Ces populations, composées principalement de femmes et d'enfants, fuient depuis mars dernier à la fois les heurts extrêmement violents entre une milice locale et les forces de sécurité nationales, et les violences interethniques qui secouent la région voisine du Kasaï. Elles ont trouvé refuge dans des familles d'accueil, dans des églises ou dans des écoles, où elles vivent dans une précarité extrême.

« À leur arrivée, les familles qui n'avaient pas d'abri s'entassaient au bord de la rivière Kwilu ou sous les portiques des magasins, et y passaient la nuit à même le sol », confie Dudu Musway, président provincial de la Croix-Rouge congolaise à Kikwit. « Certaines souffraient de diarrhée, de fièvre typhoïde et de troubles alimentaires ».

Surpris par l'intensité des combats et fuyant les violences dans leur région, parents et enfants ont parcouru deux ou trois semaines durant plus de 300 kilomètres dont une grande partie à pied. « J'ai été indigné de voir une femme, et son bébé de deux semaines tout nu, errant dans les rues à la recherche de nourriture », témoigne Fortunat Osuth, enseignant au lycée Kagwa, l'une des grandes écoles catholiques de la ville. Il fait partie des habitants qui ont alerté la mairie sur l'arrivée des premières familles du Kasaï.

Choquées par des scènes de brutalité, les femmes sont psychologiquement perturbées. « Elles ont subi un traumatisme profond. Certaines ont vu leur mari se faire décapiter, leurs enfants égorgés », explique Anièce Kiyungu, membre d'une association de femmes locales.

La solidarité des familles, les efforts des organisations humanitaires et l'implication des autorités urbaines ont été salués par les populations touchées, mais les responsables de la ville ont été vite débordés par l'afflux massif des déplacés. « Dès les premières arrivées en mars, avec l'aide des chefs de quartiers, nous les avons répertoriées pour mieux les accueillir, mais la situation est vite devenue ingérable », explique Jean-Claude Mungala, maire adjoint de la ville.

La Croix-Rouge congolaise et le Comité international de la Croix-Rouge (CICR) se sont mobilisés pour apporter une assistance humanitaire en deux phases, d'abord une distribution urgente de repas chauds, puis une aide financière pour renforcer la résilience des ménages.

« Sous la supervision des volontaires de la Croix-Rouge, les déplacés se sont organisés pour cuire et distribuer les aliments à près de 9 000 personnes tous les jours », précise Calvin Mastaki, responsable de l'équipe CICR à Kikwit « Des personnes de bonne volonté nous ont cédé des terrains pour y aménager six cuisines collectives ».

« Ces repas sont un grand soulagement, un motif d'apaisement pour les familles », estime Ezéchiel Kandomba, directeur des études à l'institut Pungu, une école locale. Il avait accepté que sa parcelle serve à organiser une cuisine pour les victimes. « Je l'ai fait par compassion », déclare-t-il.

Trouver un abri sûr est un casse-tête pour les déplacés.
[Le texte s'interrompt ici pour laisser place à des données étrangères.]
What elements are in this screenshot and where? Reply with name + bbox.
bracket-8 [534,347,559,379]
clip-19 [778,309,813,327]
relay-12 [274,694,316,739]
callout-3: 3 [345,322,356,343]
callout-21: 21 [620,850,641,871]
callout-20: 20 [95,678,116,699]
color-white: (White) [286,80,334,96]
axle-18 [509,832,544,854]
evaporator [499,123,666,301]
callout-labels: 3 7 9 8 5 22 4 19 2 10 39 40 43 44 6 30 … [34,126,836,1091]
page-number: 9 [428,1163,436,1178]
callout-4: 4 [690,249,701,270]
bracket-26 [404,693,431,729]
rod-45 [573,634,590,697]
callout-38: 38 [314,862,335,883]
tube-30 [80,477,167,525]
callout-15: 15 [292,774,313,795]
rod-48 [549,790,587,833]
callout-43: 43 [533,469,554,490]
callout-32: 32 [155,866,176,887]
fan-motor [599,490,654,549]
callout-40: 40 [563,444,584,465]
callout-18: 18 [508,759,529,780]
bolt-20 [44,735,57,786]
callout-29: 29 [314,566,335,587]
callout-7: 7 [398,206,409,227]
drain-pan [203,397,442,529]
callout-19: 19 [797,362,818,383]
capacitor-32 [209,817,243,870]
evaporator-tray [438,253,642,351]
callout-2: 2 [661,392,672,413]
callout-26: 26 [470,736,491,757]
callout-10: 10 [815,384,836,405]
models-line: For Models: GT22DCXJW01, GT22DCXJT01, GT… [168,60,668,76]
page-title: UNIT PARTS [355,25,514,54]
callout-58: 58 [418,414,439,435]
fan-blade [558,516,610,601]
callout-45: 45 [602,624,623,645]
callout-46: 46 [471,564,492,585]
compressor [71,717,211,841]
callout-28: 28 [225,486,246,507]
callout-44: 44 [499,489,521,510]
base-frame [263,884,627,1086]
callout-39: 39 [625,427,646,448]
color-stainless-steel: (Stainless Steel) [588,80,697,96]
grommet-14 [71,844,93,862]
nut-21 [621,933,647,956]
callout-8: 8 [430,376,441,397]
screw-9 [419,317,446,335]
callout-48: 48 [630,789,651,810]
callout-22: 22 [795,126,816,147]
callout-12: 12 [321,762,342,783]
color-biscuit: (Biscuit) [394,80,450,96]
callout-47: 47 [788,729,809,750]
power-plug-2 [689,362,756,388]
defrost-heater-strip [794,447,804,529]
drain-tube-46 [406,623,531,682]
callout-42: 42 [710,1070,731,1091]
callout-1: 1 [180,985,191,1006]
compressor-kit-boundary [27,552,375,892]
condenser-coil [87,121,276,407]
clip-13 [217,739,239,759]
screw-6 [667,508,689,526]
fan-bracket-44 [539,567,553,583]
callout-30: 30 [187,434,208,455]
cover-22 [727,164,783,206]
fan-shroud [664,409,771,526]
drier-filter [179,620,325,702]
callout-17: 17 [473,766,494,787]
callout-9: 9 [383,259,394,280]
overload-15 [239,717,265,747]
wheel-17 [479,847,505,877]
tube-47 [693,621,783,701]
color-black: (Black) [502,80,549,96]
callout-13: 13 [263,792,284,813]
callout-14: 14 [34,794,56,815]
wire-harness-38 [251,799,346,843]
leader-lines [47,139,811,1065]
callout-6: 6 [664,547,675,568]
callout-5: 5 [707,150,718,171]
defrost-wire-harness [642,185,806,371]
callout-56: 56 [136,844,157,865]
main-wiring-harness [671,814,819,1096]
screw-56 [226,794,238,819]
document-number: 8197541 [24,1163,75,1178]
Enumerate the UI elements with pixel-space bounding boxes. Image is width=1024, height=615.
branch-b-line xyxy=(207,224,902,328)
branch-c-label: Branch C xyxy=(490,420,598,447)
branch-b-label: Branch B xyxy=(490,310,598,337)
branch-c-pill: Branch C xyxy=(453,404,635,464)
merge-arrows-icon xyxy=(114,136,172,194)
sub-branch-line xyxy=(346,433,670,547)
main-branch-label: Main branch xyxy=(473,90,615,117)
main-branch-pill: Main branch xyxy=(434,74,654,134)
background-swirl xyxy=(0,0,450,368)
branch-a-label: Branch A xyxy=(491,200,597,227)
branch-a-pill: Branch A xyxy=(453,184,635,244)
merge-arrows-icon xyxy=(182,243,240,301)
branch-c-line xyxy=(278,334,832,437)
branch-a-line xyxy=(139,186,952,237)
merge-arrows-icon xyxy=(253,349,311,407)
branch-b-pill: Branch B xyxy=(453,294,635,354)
De nombreuses familles vivent dans la promiscuité en dormant à même le sol. CC BY-NC-ND / CICR

Du cash comme moyen d’autosuffisance

L'assistance financière a été organisée via le bureau local d'une banque. Chaque famille a reçu une carte d'identification qui lui permet de retirer l'argent liquide.

« Ce soutien en espèces vise à donner aux déplacés les moyens de couvrir une partie importante de leurs besoins essentiels et, si nécessaire, de générer des revenus à travers un petit commerce pour avoir une certaine autonomie», déclare Bruno Mesureur, coordinateur du CICR chargé de ce programme.

« Cet argent servira d'abord à nous habiller. Depuis mon arrivée à Kikwit, je n'ai qu'un seul vêtement et mes enfants n'en rien. Ensuite, je pense acheter du charbon et en faire le commerce », se réjouit Luzolo, mère de deux enfants et enceinte d'un troisième. Comme elle, des membres de plusieurs milliers de familles vont utiliser cet apport d'argent pour essayer de redémarrer leur vie après le traumatisme subi.

Luzolo au guichet de la banque retire l'argent fourni par le CICR. CC BY-NC-ND / CICR

Les troubles et les violences extrêmes dans le Kasaï voisin ont jeté plus d'un million de personnes sur les routes. Le CICR et la Croix-Rouge de la République démocratique du Congo assistent actuellement 29 000 personnes dans les provinces du Kasaï-Central et du Kwilu, et sont sur le point d'acheminer plus d'aides pour les déplacés et les personnes qui rentrent chez elles.